4. A sheet feeding apparatus according to claim 1, wherein the motor transmits a drive force to said rotary shaft so that the drive force of the motor is transmitted from said rotary shaft through said force applying means to said feeder.

5. A sheet feeding apparatus according to claim 4, wherein said force applying means has a spring clutch provided between said feeder and the rotary shaft, and the spring clutch starts to slide when the force becomes the predetermined force.

6. A sheet feeding apparatus comprising:

a rest stand for setting a sheet; and

a feeder for feeding the sheet from said rest stand,

wherein said feeder includes a feeding member abutting against the sheet for feeding the sheet and a support member for supporting said feeding member, said feeder swings about a rotary shaft provided at one end of said support member to be movable up and down,

said feeder abuts against the sheet on said rest stand with a predetermined force by force applying means provided on the rotary shaft, and

the predetermined force is smaller than a force due to a self-weight of said feeder against the sheet on said rest stand.

7. A sheet feeding apparatus according to claim 6, further comprising separating means for separating the sheet fed by said feeder, wherein said separating means has at least one roller member that is rotatable, and a rotary shaft of said roller member is used in common with the rotary shaft of said feeder.

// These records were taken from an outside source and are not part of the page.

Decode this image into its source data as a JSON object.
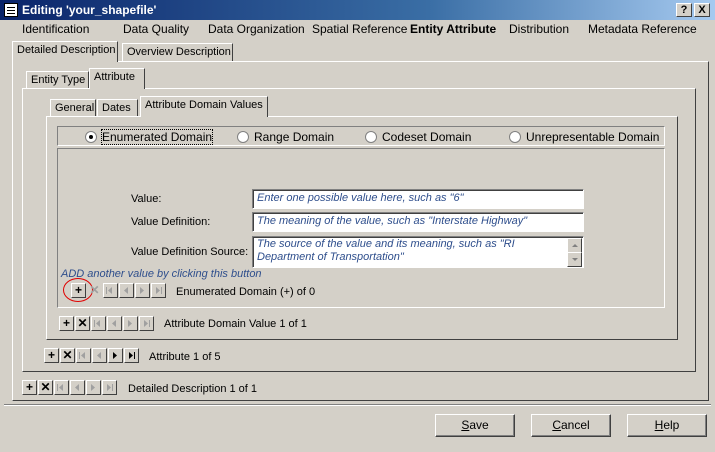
{
  "window": {
    "title": "Editing 'your_shapefile'",
    "help_btn": "?",
    "close_btn": "X"
  },
  "menu": [
    "Identification",
    "Data Quality",
    "Data Organization",
    "Spatial Reference",
    "Entity Attribute",
    "Distribution",
    "Metadata Reference"
  ],
  "tabs_level1": [
    "Detailed Description",
    "Overview Description"
  ],
  "tabs_level2": [
    "Entity Type",
    "Attribute"
  ],
  "tabs_level3": [
    "General",
    "Dates",
    "Attribute Domain Values"
  ],
  "domain_options": [
    {
      "label": "Enumerated Domain",
      "selected": true
    },
    {
      "label": "Range Domain",
      "selected": false
    },
    {
      "label": "Codeset Domain",
      "selected": false
    },
    {
      "label": "Unrepresentable Domain",
      "selected": false
    }
  ],
  "form": {
    "value_label": "Value:",
    "value_placeholder": "Enter one possible value here, such as \"6\"",
    "definition_label": "Value Definition:",
    "definition_placeholder": "The meaning of the value, such as \"Interstate Highway\"",
    "source_label": "Value Definition Source:",
    "source_placeholder": "The source of the value and its meaning, such as \"RI Department of Transportation\""
  },
  "hint": "ADD another value by clicking this button",
  "nav": {
    "enumerated": "Enumerated Domain (+) of 0",
    "domain_value": "Attribute Domain Value 1 of 1",
    "attribute": "Attribute 1 of 5",
    "detailed": "Detailed Description 1 of 1"
  },
  "buttons": {
    "save": {
      "prefix": "",
      "accel": "S",
      "rest": "ave"
    },
    "cancel": {
      "prefix": "",
      "accel": "C",
      "rest": "ancel"
    },
    "help": {
      "prefix": "",
      "accel": "H",
      "rest": "elp"
    }
  }
}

8. A sheet feeding apparatus according to claim 6, wherein drive means for moving said feeder up and down transmits a drive force to said rotary shaft so that the drive force of said drive means is transmitted from said rotary shaft through the force applying means to said feeder.

9. A sheet feeding apparatus according to claim 8, wherein the force applying means has a spring clutch provided between said feeder and the rotary shaft, and the spring clutch starts to slide when the force becomes said predetermined force.

10. An image reading apparatus, comprising:

a sheet feeding apparatus according to any one of claims 1 to 9 for feeding a sheet having image information; and

reading means for reading the image information of the sheet that has been fed by said sheet feeding apparatus.

11. An image forming apparatus, comprising:

a sheet feeding apparatus according to any one of claims 1 to 9 for feeding a sheet; and

image forming means for forming an image on the sheet that has been fed by said sheet feeding apparatus.